Water quality has improved enormously. The students found water temperatures remained at a pretty constant 68 degrees through the summer. Oxygen was sufficient. If there simply wasn't a whole lot of mercury, cadmium and other heavy metals leaching through that DEC wildlife pathologist Ward Stone identified years ago, and probably aromatic hydrocarbons and PCBs and who knows what else from industry's 19th century chemistry set, we could stock the Patroon tomorrow. But the cruelist turn of all would be stocking it so that the fish would become contaminated and be eaten by herons. No, the natural order is clean it up first, then stock it.

The paradox to that is that this urban blighted stream has been dead longer than brown trout have been in America. They were brought here from Europe in the 1870s. When the day comes, what a kick it will be to create a brown trout stream that wasn't one, and in the middle of a city.

But that's only part of Aaron Mair's vision. The improvement of the environment represents for him a respect and quality of life issue for residents of the affected neighborhoods, as well as a reciprocal respect for the outdoors by those who live there. It's cross elevation.

Mair has proven he has a good sense of how to get from here to there, such as mobilizing those who can bring change to Patroon Creek. He was instrumental in getting Albany's ANSWERS incinerator plant shut down in the inner city, and now he's tackling the clean-up and creation of a Patroon Creek watershed. Right through the heart of Arbor Hill.

Why not make the once-foul Patroon Creek a national environmental model for restoring and resurrecting precious urban open space?

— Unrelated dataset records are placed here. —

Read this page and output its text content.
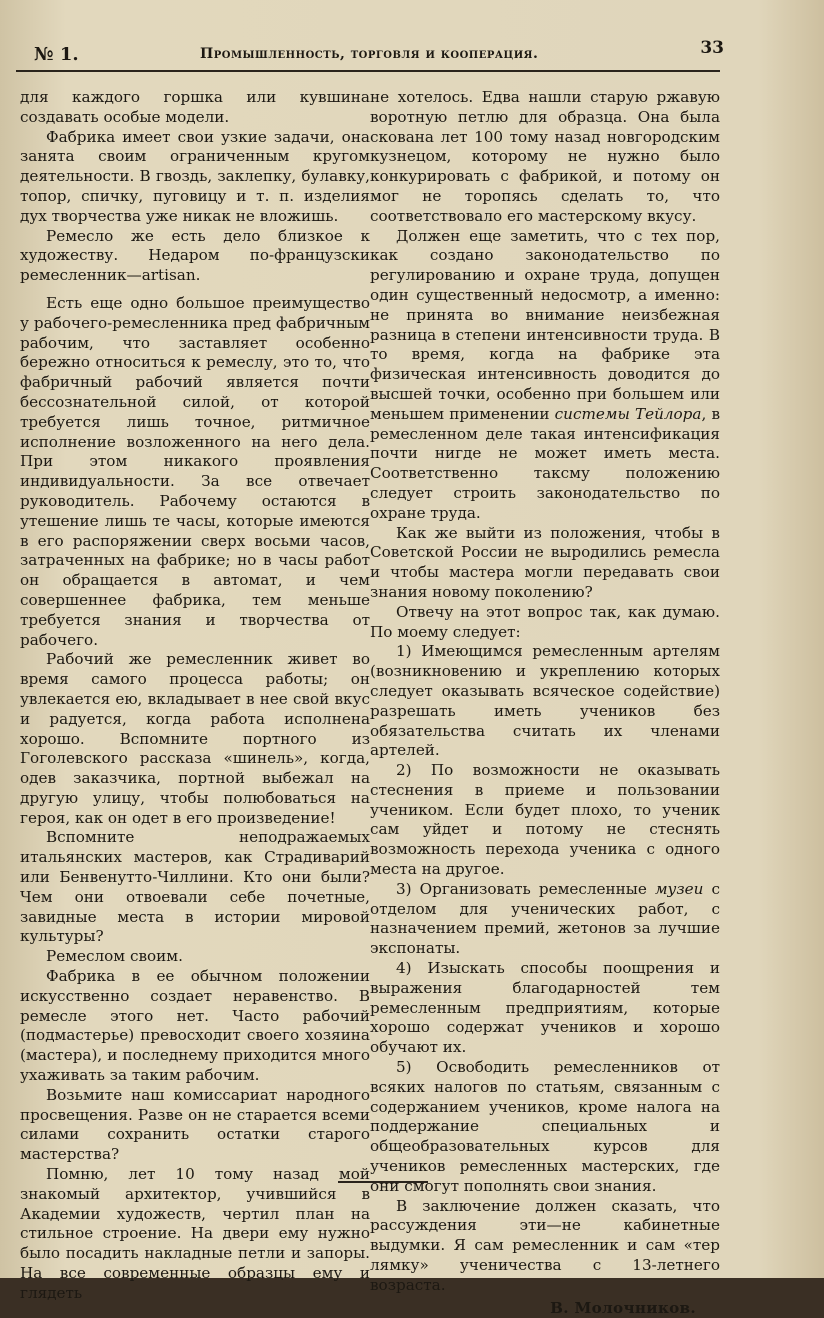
№ 1.	Промышленность, торговля и кооперация.	33

для каждого горшка или кувшина создавать особые модели.

Фабрика имеет свои узкие задачи, она занята своим ограниченным кругом деятельности. В гвоздь, заклепку, булавку, топор, спичку, пуговицу и т. п. изделия дух творчества уже никак не вложишь.

Ремесло же есть дело близкое к художеству. Недаром по-французски ремесленник—artisan.

Есть еще одно большое преимущество у рабочего-ремесленника пред фабричным рабочим, что заставляет особенно бережно относиться к ремеслу, это то, что фабричный рабочий является почти бессознательной силой, от которой требуется лишь точное, ритмичное исполнение возложенного на него дела. При этом никакого проявления индивидуальности. За все отвечает руководитель. Рабочему остаются в утешение лишь те часы, которые имеются в его распоряжении сверх восьми часов, затраченных на фабрике; но в часы работ он обращается в автомат, и чем совершеннее фабрика, тем меньше требуется знания и творчества от рабочего.

Рабочий же ремесленник живет во время самого процесса работы; он увлекается ею, вкладывает в нее свой вкус и радуется, когда работа исполнена хорошо. Вспомните портного из Гоголевского рассказа «шинель», когда, одев заказчика, портной выбежал на другую улицу, чтобы полюбоваться на героя, как он одет в его произведение!

Вспомните неподражаемых итальянских мастеров, как Страдиварий или Бенвенутто-Чиллини. Кто они были? Чем они отвоевали себе почетные, завидные места в истории мировой культуры?

Ремеслом своим.

Фабрика в ее обычном положении искусственно создает неравенство. В ремесле этого нет. Часто рабочий (подмастерье) превосходит своего хозяина (мастера), и последнему приходится много ухаживать за таким рабочим.

Возьмите наш комиссариат народного просвещения. Разве он не старается всеми силами сохранить остатки старого мастерства?

Помню, лет 10 тому назад мой знакомый архитектор, учившийся в Академии художеств, чертил план на стильное строение. На двери ему нужно было посадить накладные петли и запоры. На все современные образцы ему и глядеть

не хотелось. Едва нашли старую ржавую воротную петлю для образца. Она была скована лет 100 тому назад новгородским кузнецом, которому не нужно было конкурировать с фабрикой, и потому он мог не торопясь сделать то, что соответствовало его мастерскому вкусу.

Должен еще заметить, что с тех пор, как создано законодательство по регулированию и охране труда, допущен один существенный недосмотр, а именно: не принята во внимание неизбежная разница в степени интенсивности труда. В то время, когда на фабрике эта физическая интенсивность доводится до высшей точки, особенно при большем или меньшем применении системы Тейлора, в ремесленном деле такая интенсификация почти нигде не может иметь места. Соответственно таксму положению следует строить законодательство по охране труда.

Как же выйти из положения, чтобы в Советской России не выродились ремесла и чтобы мастера могли передавать свои знания новому поколению?

Отвечу на этот вопрос так, как думаю. По моему следует:

1) Имеющимся ремесленным артелям (возникновению и укреплению которых следует оказывать всяческое содействие) разрешать иметь учеников без обязательства считать их членами артелей.

2) По возможности не оказывать стеснения в приеме и пользовании учеником. Если будет плохо, то ученик сам уйдет и потому не стеснять возможность перехода ученика с одного места на другое.

3) Организовать ремесленные музеи с отделом для ученических работ, с назначением премий, жетонов за лучшие экспонаты.

4) Изыскать способы поощрения и выражения благодарностей тем ремесленным предприятиям, которые хорошо содержат учеников и хорошо обучают их.

5) Освободить ремесленников от всяких налогов по статьям, связанным с содержанием учеников, кроме налога на поддержание специальных и общеобразовательных курсов для учеников ремесленных мастерских, где они смогут пополнять свои знания.

В заключение должен сказать, что рассуждения эти—не кабинетные выдумки. Я сам ремесленник и сам «тер лямку» ученичества с 13-летнего возраста.

В. Молочников.
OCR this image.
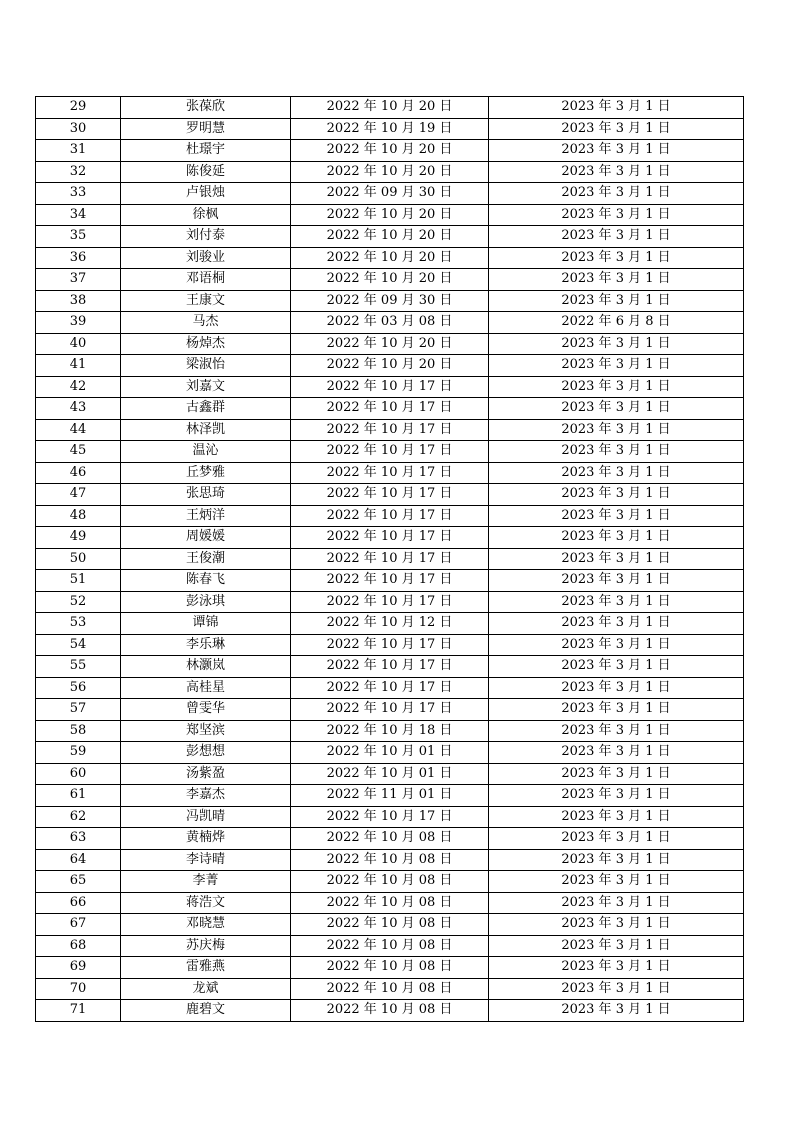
29	张葆欣	2022 年 10 月 20 日	2023 年 3 月 1 日
30	罗明慧	2022 年 10 月 19 日	2023 年 3 月 1 日
31	杜璟宇	2022 年 10 月 20 日	2023 年 3 月 1 日
32	陈俊延	2022 年 10 月 20 日	2023 年 3 月 1 日
33	卢银烛	2022 年 09 月 30 日	2023 年 3 月 1 日
34	徐枫	2022 年 10 月 20 日	2023 年 3 月 1 日
35	刘付泰	2022 年 10 月 20 日	2023 年 3 月 1 日
36	刘骏业	2022 年 10 月 20 日	2023 年 3 月 1 日
37	邓语桐	2022 年 10 月 20 日	2023 年 3 月 1 日
38	王康文	2022 年 09 月 30 日	2023 年 3 月 1 日
39	马杰	2022 年 03 月 08 日	2022 年 6 月 8 日
40	杨焯杰	2022 年 10 月 20 日	2023 年 3 月 1 日
41	梁淑怡	2022 年 10 月 20 日	2023 年 3 月 1 日
42	刘嘉文	2022 年 10 月 17 日	2023 年 3 月 1 日
43	古鑫群	2022 年 10 月 17 日	2023 年 3 月 1 日
44	林泽凯	2022 年 10 月 17 日	2023 年 3 月 1 日
45	温沁	2022 年 10 月 17 日	2023 年 3 月 1 日
46	丘梦雅	2022 年 10 月 17 日	2023 年 3 月 1 日
47	张思琦	2022 年 10 月 17 日	2023 年 3 月 1 日
48	王炳洋	2022 年 10 月 17 日	2023 年 3 月 1 日
49	周媛媛	2022 年 10 月 17 日	2023 年 3 月 1 日
50	王俊潮	2022 年 10 月 17 日	2023 年 3 月 1 日
51	陈春飞	2022 年 10 月 17 日	2023 年 3 月 1 日
52	彭泳琪	2022 年 10 月 17 日	2023 年 3 月 1 日
53	谭锦	2022 年 10 月 12 日	2023 年 3 月 1 日
54	李乐琳	2022 年 10 月 17 日	2023 年 3 月 1 日
55	林灏岚	2022 年 10 月 17 日	2023 年 3 月 1 日
56	高桂星	2022 年 10 月 17 日	2023 年 3 月 1 日
57	曾雯华	2022 年 10 月 17 日	2023 年 3 月 1 日
58	郑坚滨	2022 年 10 月 18 日	2023 年 3 月 1 日
59	彭想想	2022 年 10 月 01 日	2023 年 3 月 1 日
60	汤紫盈	2022 年 10 月 01 日	2023 年 3 月 1 日
61	李嘉杰	2022 年 11 月 01 日	2023 年 3 月 1 日
62	冯凯晴	2022 年 10 月 17 日	2023 年 3 月 1 日
63	黄楠烨	2022 年 10 月 08 日	2023 年 3 月 1 日
64	李诗晴	2022 年 10 月 08 日	2023 年 3 月 1 日
65	李菁	2022 年 10 月 08 日	2023 年 3 月 1 日
66	蒋浩文	2022 年 10 月 08 日	2023 年 3 月 1 日
67	邓晓慧	2022 年 10 月 08 日	2023 年 3 月 1 日
68	苏庆梅	2022 年 10 月 08 日	2023 年 3 月 1 日
69	雷雅燕	2022 年 10 月 08 日	2023 年 3 月 1 日
70	龙斌	2022 年 10 月 08 日	2023 年 3 月 1 日
71	鹿碧文	2022 年 10 月 08 日	2023 年 3 月 1 日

Mair wants his organization, the W. Haywood Burns Environmental Education Center, to be the steward, in partnership with the DEC and probably the U.S. Fish and Wildlife Service.

The federal agency last year did an inventory of the considerable wildlife around Tivoli and Mair says they've expressed an interest in promoting it as a clean-up and stewardship model, an idea that complements cleaning up the upper Patroon Creek, with local, state and federal help.

Patroon creek flows by the old West Albany rail yards and past a mercury refining business and others. There's still a lot of pollution assessments to be made, and then work to be done.

Today, Mair will guide a tour through impacted areas of the Patroon Creek watershed for members of Albany's city and county water and sewer departments, the U.S. Fish and Wildlife Service, the DEC, the U.S. Army Corp of Engineers, the Sierra Club, the U.S. Geological Survey (which has an ongoing monitoring interest in the Patroon), plus some environmental lawyers. Trust Aaron Mair to get his message across.